My research focuses on using Neotropical study systems and novel analytical and field methods to evaluate current ideas in behavioral and evolutionary biology. I am particularly interested in the vocal behavior of hummingbirds and the new insights for our understanding of animal vocal learning that can be derived from this fascinating taxon. I recently co-authored two studies on hummingbird behavior, derived from my Ph.D. research, showing for the first time that 1) their bills have adapted to serve as weapons in agonistic encounters and 2) hummingbirds exhibit open-ended vocal learning. I also co-authored a recent study suggesting that vocal learning does not seem to accelerate the evolution of acoustic signals in Neotropical parrots. I plan to continue this research as a postdoctoral associate at the Cornell Lab of Ornithology, evaluating whether cultural transmission can promote signal divergence and clade diversification over evolutionary time.

I have also been involved in the development of computational tools for the analysis of animal vocalizations on the R platform. Grace Smith-Vidaurre and I have made available an R package (warbleR) that provides tools to streamline high-throughput acoustic analysis of animal sounds. Owing to this experience, we have provided training opportunities in animal communication research in regional (Central America) and international conferences.

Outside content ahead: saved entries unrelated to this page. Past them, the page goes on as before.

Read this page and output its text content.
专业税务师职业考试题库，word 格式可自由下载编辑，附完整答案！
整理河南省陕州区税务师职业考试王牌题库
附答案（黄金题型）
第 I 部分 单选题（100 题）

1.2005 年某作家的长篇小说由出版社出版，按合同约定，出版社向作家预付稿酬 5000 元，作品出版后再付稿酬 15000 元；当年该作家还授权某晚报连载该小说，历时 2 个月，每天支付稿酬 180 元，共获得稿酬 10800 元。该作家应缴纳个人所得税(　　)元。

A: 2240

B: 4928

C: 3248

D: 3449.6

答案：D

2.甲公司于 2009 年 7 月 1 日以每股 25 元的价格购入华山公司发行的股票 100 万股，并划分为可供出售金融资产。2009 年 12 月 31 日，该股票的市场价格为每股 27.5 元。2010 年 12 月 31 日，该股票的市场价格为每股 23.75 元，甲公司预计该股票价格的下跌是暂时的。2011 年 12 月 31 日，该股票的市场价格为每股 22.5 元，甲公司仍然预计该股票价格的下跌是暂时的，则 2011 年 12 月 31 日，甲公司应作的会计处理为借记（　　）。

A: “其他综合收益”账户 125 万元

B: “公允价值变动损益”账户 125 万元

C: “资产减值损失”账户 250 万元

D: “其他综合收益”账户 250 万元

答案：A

Dr. Carlos de la RosaCARLOS DE LA ROSA, Ph.D.

Dr. de la Rosa holds a Ph.D. in Aquatic Ecology from the University of Pittsburgh, where he carried out research on resource partitioning among a complex assemblage of freshwater insects. Since then, Dr. de la Rosa’s research has bridged the fields of ecology and taxonomy of aquatic insects, natural resource conservation and management and outreach to citizens about science and conservation.

He has written several books and over 50 articles, papers and field guides in various aspects of science and conservation, as well as given more than a hundred presentations in national and international conferences and meetings. His links to Costa Rica are deep, professionally and personally. “My children grew up in the forested slopes of Volcán Orosí, in Guanacaste, as well as in Monteverde, where they learned to love and appreciate nature, science and reading (they never watch TV, to this day),” he says. “To us, Costa Rica is more than a wonderful place to live and work. It is the home we’re returning to.”

As Director of the La Selva Station, Carlos provides leadership and direction to an important suite of projects and initiatives in research, education, management and outreach.